The Origins of Technical Analysis on the Foreign Exchange Market
The foreign exchange market has become extremely popular throughout the past decade. In this regard, there are two primary schools of thought involved – fundamental analysis and technical analysis. These pracitices are described by many as the antithesis of one another, one taking a macro-analytical approach and the other taking a micro-analytical approach.
Technical Analysis Explained
Technical analysis is a highly popular method of analyzing the market that takes a micro-analytical approach to predicting future price movements. It involves carefully analyzing forex charts to ascertain market pricing behaviour of a particular currency pair and establish the current market trend.
Technical analysis involves recognizing patterns and interpreting indicators whilst understanding support and resistance levels. By charting past currency price movements, investors can identify patterns, trends, strengths and cycles within market data.
These particular analytical methods has flourished over the course of time, enabling traders to reach informed investment decisions that are based on logic instead of being based on luck. Since its inception in Europe in the 17th century, technical analysis has evolved significantly and is now easy to grasp and even easier to perform.
Technical Analysis: The Origins
The origins of technical analysis date far back to the 17th century, where various aspects can be found in Joseph de la Vega’s analysis of the Dutch stock exchange.
Nevertheless according to sources, technical analysis was properly developed in Asia in the 18th century by Munehisa Homma, a merchant who traded in Japan’s Rice market.
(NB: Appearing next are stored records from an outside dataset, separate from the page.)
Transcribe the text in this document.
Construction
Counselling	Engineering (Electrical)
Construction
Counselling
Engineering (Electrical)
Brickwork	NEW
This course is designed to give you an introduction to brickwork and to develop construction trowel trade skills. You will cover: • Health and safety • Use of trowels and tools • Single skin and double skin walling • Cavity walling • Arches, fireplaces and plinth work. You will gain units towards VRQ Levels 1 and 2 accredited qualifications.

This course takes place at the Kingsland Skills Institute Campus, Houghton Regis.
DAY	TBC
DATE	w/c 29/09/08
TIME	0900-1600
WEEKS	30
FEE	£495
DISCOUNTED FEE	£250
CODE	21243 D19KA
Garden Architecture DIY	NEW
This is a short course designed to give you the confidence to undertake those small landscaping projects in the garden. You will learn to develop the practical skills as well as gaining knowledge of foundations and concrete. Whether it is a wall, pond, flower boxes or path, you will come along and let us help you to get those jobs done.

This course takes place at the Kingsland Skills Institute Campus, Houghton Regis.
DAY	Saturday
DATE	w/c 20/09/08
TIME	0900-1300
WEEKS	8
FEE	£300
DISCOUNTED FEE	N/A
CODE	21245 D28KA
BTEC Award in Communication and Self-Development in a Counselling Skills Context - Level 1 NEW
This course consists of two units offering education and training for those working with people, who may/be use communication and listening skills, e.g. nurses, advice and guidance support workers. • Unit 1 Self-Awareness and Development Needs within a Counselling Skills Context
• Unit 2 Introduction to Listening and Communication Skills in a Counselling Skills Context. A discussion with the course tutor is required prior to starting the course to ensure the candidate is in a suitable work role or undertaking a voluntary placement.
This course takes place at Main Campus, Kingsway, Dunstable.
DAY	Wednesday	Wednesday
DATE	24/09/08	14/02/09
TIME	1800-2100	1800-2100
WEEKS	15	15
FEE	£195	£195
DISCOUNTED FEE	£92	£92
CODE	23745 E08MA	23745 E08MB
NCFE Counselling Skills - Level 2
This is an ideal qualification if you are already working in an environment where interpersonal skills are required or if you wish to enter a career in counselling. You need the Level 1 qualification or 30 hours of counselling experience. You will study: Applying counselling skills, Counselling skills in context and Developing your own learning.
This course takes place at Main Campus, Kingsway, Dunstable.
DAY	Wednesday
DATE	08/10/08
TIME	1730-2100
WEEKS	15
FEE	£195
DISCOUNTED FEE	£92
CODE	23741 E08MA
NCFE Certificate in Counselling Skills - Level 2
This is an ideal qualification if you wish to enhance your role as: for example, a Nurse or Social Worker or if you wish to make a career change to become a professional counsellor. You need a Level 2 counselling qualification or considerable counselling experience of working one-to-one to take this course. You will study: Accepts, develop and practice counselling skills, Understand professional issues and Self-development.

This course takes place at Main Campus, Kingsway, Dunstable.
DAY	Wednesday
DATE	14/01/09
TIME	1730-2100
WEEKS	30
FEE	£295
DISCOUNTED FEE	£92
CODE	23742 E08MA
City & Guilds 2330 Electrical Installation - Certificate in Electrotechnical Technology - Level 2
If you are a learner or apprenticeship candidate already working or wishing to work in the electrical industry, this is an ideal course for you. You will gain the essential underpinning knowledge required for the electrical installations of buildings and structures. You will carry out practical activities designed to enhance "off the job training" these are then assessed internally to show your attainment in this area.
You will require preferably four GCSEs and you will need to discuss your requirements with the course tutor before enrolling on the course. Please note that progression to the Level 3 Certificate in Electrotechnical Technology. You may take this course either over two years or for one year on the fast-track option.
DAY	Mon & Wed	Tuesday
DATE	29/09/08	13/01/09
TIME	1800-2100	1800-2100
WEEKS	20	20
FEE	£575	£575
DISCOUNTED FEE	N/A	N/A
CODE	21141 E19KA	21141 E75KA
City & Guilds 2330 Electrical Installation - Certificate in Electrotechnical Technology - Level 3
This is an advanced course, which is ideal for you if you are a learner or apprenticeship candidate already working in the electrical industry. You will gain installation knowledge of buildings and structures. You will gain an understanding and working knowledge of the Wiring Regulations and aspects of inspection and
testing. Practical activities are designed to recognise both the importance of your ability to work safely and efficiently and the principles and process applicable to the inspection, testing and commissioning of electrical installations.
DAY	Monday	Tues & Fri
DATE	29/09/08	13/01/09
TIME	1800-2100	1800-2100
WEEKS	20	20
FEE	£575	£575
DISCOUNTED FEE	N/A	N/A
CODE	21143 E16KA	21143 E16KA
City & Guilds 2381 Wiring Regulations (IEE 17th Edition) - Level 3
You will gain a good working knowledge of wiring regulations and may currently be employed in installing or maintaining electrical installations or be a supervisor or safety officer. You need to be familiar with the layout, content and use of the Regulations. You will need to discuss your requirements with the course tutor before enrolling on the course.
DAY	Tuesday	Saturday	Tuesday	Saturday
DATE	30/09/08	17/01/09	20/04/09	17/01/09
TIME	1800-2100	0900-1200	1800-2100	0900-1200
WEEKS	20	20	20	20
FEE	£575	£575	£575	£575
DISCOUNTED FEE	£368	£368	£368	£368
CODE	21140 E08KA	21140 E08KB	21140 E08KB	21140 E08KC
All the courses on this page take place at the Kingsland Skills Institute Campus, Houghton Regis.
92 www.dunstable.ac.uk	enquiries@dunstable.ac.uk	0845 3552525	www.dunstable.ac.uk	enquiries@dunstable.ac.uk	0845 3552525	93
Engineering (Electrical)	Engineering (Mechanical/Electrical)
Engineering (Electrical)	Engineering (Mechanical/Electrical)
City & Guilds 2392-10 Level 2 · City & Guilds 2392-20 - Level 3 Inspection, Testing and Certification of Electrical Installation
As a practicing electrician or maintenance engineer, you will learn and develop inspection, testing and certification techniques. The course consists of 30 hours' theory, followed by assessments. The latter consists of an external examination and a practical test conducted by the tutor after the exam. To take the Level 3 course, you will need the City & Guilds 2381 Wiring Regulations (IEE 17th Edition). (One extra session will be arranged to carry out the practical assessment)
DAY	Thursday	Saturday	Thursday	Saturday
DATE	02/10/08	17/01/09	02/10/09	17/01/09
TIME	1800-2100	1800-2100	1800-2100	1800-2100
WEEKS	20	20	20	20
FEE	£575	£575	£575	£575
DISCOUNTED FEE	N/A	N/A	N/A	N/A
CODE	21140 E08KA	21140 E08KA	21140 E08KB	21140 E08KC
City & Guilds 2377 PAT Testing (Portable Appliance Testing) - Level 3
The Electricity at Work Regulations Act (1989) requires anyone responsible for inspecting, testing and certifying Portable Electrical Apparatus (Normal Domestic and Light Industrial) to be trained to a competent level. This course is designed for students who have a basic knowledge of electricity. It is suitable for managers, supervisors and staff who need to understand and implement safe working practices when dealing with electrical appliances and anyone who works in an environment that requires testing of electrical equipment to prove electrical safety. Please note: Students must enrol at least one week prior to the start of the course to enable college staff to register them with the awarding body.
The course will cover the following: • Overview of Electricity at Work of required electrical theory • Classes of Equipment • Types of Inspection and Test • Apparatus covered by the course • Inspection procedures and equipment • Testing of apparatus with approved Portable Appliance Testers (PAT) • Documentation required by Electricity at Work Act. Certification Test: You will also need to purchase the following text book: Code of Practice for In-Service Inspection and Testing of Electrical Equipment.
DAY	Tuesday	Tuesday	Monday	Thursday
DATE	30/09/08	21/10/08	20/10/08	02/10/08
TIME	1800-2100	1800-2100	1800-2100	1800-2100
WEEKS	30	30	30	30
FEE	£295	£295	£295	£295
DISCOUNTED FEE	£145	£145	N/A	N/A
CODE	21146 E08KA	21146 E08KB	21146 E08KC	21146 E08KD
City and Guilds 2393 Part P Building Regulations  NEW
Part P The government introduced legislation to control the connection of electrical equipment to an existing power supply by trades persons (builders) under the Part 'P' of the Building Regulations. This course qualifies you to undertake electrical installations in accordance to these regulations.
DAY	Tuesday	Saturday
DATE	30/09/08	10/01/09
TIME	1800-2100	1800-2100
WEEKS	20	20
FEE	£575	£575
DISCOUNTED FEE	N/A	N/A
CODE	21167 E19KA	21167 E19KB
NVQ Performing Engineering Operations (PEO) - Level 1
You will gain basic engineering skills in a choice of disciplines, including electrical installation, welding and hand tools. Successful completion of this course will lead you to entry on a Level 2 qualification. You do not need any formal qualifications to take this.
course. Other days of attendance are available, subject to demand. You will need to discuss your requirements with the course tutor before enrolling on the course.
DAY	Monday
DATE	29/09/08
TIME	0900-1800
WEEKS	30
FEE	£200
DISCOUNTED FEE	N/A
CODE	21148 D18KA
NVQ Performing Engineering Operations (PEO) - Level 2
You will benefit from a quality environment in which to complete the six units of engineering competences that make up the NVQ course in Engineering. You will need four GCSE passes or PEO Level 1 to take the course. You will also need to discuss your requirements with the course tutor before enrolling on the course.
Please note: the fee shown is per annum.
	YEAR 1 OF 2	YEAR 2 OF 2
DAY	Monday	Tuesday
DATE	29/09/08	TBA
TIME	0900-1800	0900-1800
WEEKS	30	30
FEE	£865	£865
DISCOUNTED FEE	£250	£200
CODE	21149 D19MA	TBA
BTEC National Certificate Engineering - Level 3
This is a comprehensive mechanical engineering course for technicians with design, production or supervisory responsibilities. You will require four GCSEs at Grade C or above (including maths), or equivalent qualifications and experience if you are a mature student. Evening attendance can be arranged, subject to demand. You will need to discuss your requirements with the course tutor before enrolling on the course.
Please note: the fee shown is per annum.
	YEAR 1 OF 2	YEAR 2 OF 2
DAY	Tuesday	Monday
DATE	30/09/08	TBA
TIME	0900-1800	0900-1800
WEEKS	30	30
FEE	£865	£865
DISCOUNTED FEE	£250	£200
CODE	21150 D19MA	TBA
Homma is attributed with having a major influence on the development of the Japanese candlestick technique, which is a highly popular technical analysis charting tool.
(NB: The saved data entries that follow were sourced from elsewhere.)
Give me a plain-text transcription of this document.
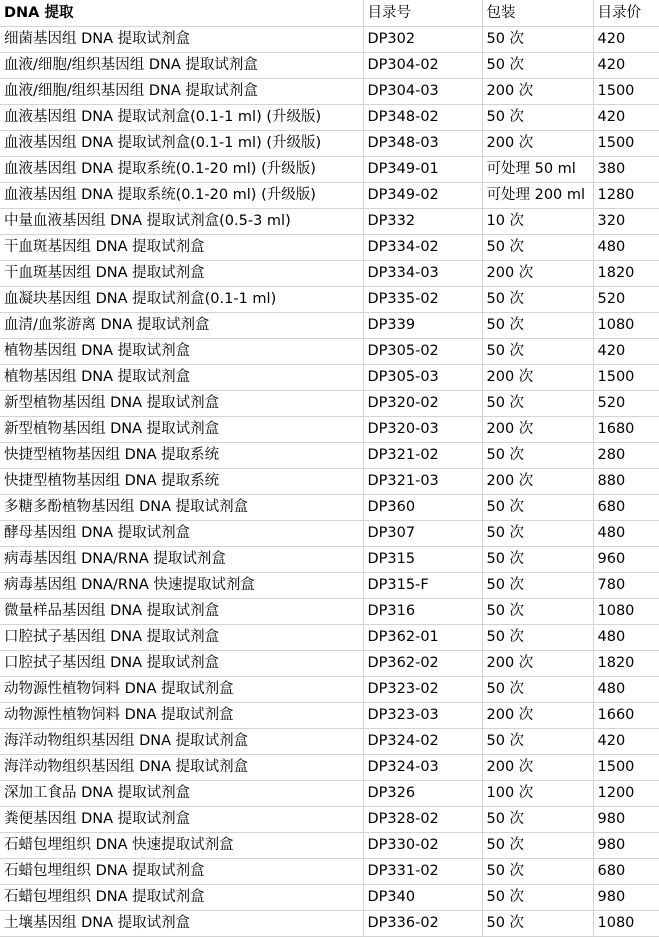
DNA 提取	目录号	包装	目录价
细菌基因组 DNA 提取试剂盒	DP302	50 次	420
血液/细胞/组织基因组 DNA 提取试剂盒	DP304-02	50 次	420
血液/细胞/组织基因组 DNA 提取试剂盒	DP304-03	200 次	1500
血液基因组 DNA 提取试剂盒(0.1-1 ml) (升级版)	DP348-02	50 次	420
血液基因组 DNA 提取试剂盒(0.1-1 ml) (升级版)	DP348-03	200 次	1500
血液基因组 DNA 提取系统(0.1-20 ml) (升级版)	DP349-01	可处理 50 ml	380
血液基因组 DNA 提取系统(0.1-20 ml) (升级版)	DP349-02	可处理 200 ml	1280
中量血液基因组 DNA 提取试剂盒(0.5-3 ml)	DP332	10 次	320
干血斑基因组 DNA 提取试剂盒	DP334-02	50 次	480
干血斑基因组 DNA 提取试剂盒	DP334-03	200 次	1820
血凝块基因组 DNA 提取试剂盒(0.1-1 ml)	DP335-02	50 次	520
血清/血浆游离 DNA 提取试剂盒	DP339	50 次	1080
植物基因组 DNA 提取试剂盒	DP305-02	50 次	420
植物基因组 DNA 提取试剂盒	DP305-03	200 次	1500
新型植物基因组 DNA 提取试剂盒	DP320-02	50 次	520
新型植物基因组 DNA 提取试剂盒	DP320-03	200 次	1680
快捷型植物基因组 DNA 提取系统	DP321-02	50 次	280
快捷型植物基因组 DNA 提取系统	DP321-03	200 次	880
多糖多酚植物基因组 DNA 提取试剂盒	DP360	50 次	680
酵母基因组 DNA 提取试剂盒	DP307	50 次	480
病毒基因组 DNA/RNA 提取试剂盒	DP315	50 次	960
病毒基因组 DNA/RNA 快速提取试剂盒	DP315-F	50 次	780
微量样品基因组 DNA 提取试剂盒	DP316	50 次	1080
口腔拭子基因组 DNA 提取试剂盒	DP362-01	50 次	480
口腔拭子基因组 DNA 提取试剂盒	DP362-02	200 次	1820
动物源性植物饲料 DNA 提取试剂盒	DP323-02	50 次	480
动物源性植物饲料 DNA 提取试剂盒	DP323-03	200 次	1660
海洋动物组织基因组 DNA 提取试剂盒	DP324-02	50 次	420
海洋动物组织基因组 DNA 提取试剂盒	DP324-03	200 次	1500
深加工食品 DNA 提取试剂盒	DP326	100 次	1200
粪便基因组 DNA 提取试剂盒	DP328-02	50 次	980
石蜡包埋组织 DNA 快速提取试剂盒	DP330-02	50 次	980
石蜡包埋组织 DNA 提取试剂盒	DP331-02	50 次	680
石蜡包埋组织 DNA 提取试剂盒	DP340	50 次	980
土壤基因组 DNA 提取试剂盒	DP336-02	50 次	1080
Throughout the 1920s, 1930s and 1940s a number of books were published on technical market analysis by major historical authors such as Richard W. Schabacker, who is considered to be one of the founding fathers of technical analysis. Other renowned authors and economists include Robert D. Edwards and John Magee, whose books remain popular and applicable to the present day.
Other contributions from major pioneers such as Charles Dow, John Maynard Keynes and William Gann impacted significantly upon the popularity of technical analysis. Their work focused on the power of price in influencing market forces, suggesting that the repetition of previous trends gives major clues of current and future behaviour.
As foreign exchange trading exploded in popularity, so too did the material available to analyze the market. During the 1960s countless books and journals were published outlining how to read charts as more and more economists focused their attention on the power of chart analysis.
Technical Analysis in the Modern Age
Although many of these books were written with the stock exchange in mind, they remain applicable to the foreign exchange market to this day, since the ability to perform technical analysis is universal across all financial markets. Since their release, these books remain timeless and have since generated a huge following of traders who have stayed faithful to the power and effectiveness of forex technical analysis.
Since the 17th and 18th Century, countless technical terms and jargon have entered the trading scene. There are also endless tools and techniques adopted by technical traders including forex indicators, which come in many varieties. Some indicators analyze mathematical price movements while others focus more on the relationships and correlations between price changes.
Many technicians use a combination of techniques to develop a market analysis approach that suits them. The goal of technical analysis is to accurately forecast future price movements by establishing market trends. Indeed, traders from all walks of life continue to choose technical analysis to observe the market and anticipate currency price movements.
No matter your strategy or aims, it is vital to know of the risks involved when trading and that losses could occur.